Sin embargo, la microtrombosis pancreática, como la observada en el caso 3 (el perro con el valor cuantitativo más elevado) también podría considerarse un posible mecanismo responsable del aumento de la actividad de la lipasa pancreática.
En cuanto a posibles etiologías infecciosas, los tres perros fueron sometidos a pruebas para leptospirosis y enfermedades transmitidas por vectores, todas con resultados negativos.
Esto es concordante con informes previos en los que no se ha identificado de forma consistente una etiología infecciosa.
Del mismo modo, el cultivo bacteriano de las lesiones cutáneas en dos de los tres casos no mostró crecimiento de Escherichia coli que apoyara la posibilidad de infección por cepas productoras de toxina Shiga o toxina Shiga-like. Lamentablemente, no se realizó cultivo fecal en ninguno de los casos.
Los tres perros fueron examinados post mortem y presentaron lesiones compatibles con un diagnóstico de VCGR (microangiopatía trombótica renal característica).
También se identificó trombosis en la vasculatura intestinal en los casos 2 y 3, y en la vasculatura hepática en el caso 2.
Hasta donde sabemos, las alteraciones intestinales y hepáticas no habían sido descritas previamente.
La patología intestinal podría contribuir a los signos gastrointestinales (inapetencia, vómitos) que preceden al desarrollo de azotemia en algunos casos de VCGR.
Uno de los perros desarrolló episodios convulsivos poco después del ingreso.
Este hallazgo ha sido descrito en casos previos de VCGR, en los que el análisis histopatológico del tejido nervioso reveló cambios leves inespecíficos y degeneración y necrosis neuronal multifocal con hemorragia y edema.

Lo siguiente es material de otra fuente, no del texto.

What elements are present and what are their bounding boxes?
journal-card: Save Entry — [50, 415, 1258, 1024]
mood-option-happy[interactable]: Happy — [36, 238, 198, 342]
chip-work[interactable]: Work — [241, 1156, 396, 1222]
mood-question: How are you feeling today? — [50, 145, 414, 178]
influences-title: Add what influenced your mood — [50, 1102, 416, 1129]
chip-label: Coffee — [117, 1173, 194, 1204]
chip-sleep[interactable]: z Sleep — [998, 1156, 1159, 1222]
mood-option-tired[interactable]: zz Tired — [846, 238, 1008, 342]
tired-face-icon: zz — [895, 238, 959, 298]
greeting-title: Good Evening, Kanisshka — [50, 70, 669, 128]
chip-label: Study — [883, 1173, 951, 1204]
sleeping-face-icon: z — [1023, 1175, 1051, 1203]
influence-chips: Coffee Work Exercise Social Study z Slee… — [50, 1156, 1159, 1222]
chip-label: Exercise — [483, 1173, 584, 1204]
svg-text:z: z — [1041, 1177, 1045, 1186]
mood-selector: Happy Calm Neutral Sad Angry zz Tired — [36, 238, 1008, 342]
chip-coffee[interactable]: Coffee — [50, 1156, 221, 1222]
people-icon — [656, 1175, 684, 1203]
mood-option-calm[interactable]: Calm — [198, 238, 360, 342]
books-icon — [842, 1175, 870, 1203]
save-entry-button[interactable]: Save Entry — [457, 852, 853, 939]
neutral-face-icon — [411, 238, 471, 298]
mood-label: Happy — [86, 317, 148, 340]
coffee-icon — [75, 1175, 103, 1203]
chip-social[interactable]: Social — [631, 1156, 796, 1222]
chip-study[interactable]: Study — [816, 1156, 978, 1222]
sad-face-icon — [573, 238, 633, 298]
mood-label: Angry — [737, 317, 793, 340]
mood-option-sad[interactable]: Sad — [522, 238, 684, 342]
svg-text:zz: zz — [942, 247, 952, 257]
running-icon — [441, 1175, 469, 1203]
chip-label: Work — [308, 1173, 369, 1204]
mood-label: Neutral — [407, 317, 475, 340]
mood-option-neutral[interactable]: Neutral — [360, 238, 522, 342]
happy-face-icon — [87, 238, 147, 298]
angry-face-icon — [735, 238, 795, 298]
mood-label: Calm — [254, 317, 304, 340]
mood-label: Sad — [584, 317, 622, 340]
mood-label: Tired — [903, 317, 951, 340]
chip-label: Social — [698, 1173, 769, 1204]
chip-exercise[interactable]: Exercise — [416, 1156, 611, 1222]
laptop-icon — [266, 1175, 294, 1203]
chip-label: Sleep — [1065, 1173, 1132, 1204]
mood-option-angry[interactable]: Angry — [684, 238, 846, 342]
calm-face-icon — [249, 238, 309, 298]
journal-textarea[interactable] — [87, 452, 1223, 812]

En el caso 3, la histopatología del cerebro identificó una pequeña región focal de microtrombosis con necrosis asociada, microhemorragia e inflamación de la sustancia gris adyacente, hallazgos compatibles con microangiopatía trombótica.
Esta es la primera publicación que documenta MAT en los vasos cerebrales de un perro con VCGR, y sugiere una posible etiología para los episodios convulsivos observados.
Se ha observado que la enfermedad ocurre en agrupamientos en relación con factores temporales y espaciales cuando se analizan grupos de casos de VCGR.
Dos agrupamientos se produjeron en la región de New Forest, Reino Unido, en febrero–marzo de 2013 y abril de 2015–2017, y otro en Manchester, Reino Unido, en febrero–abril de 2014.
Aunque estos agrupamientos podrían haberse generado de forma artefactual debido a una mayor concienciación y vigilancia en dichas áreas y periodos, persiste la posibilidad de que algún factor ambiental, ya sea infeccioso, tóxico u otro, contribuya al desarrollo de la VCGR.
De manera interesante, dos de los tres casos descritos en este informe residían dentro de un radio de siete millas entre sí, aunque se presentaron con una diferencia temporal de cuatro años.
Conclusión
Esta serie de casos fue la primera en describir perros con VCGR presentados en la República de Irlanda.
¿Tenemos casos en España no diagnosticados?
Un reconocimiento más temprano facilitará la intervención terapéutica y podría contribuir a mejorar el pronóstico en futuros casos.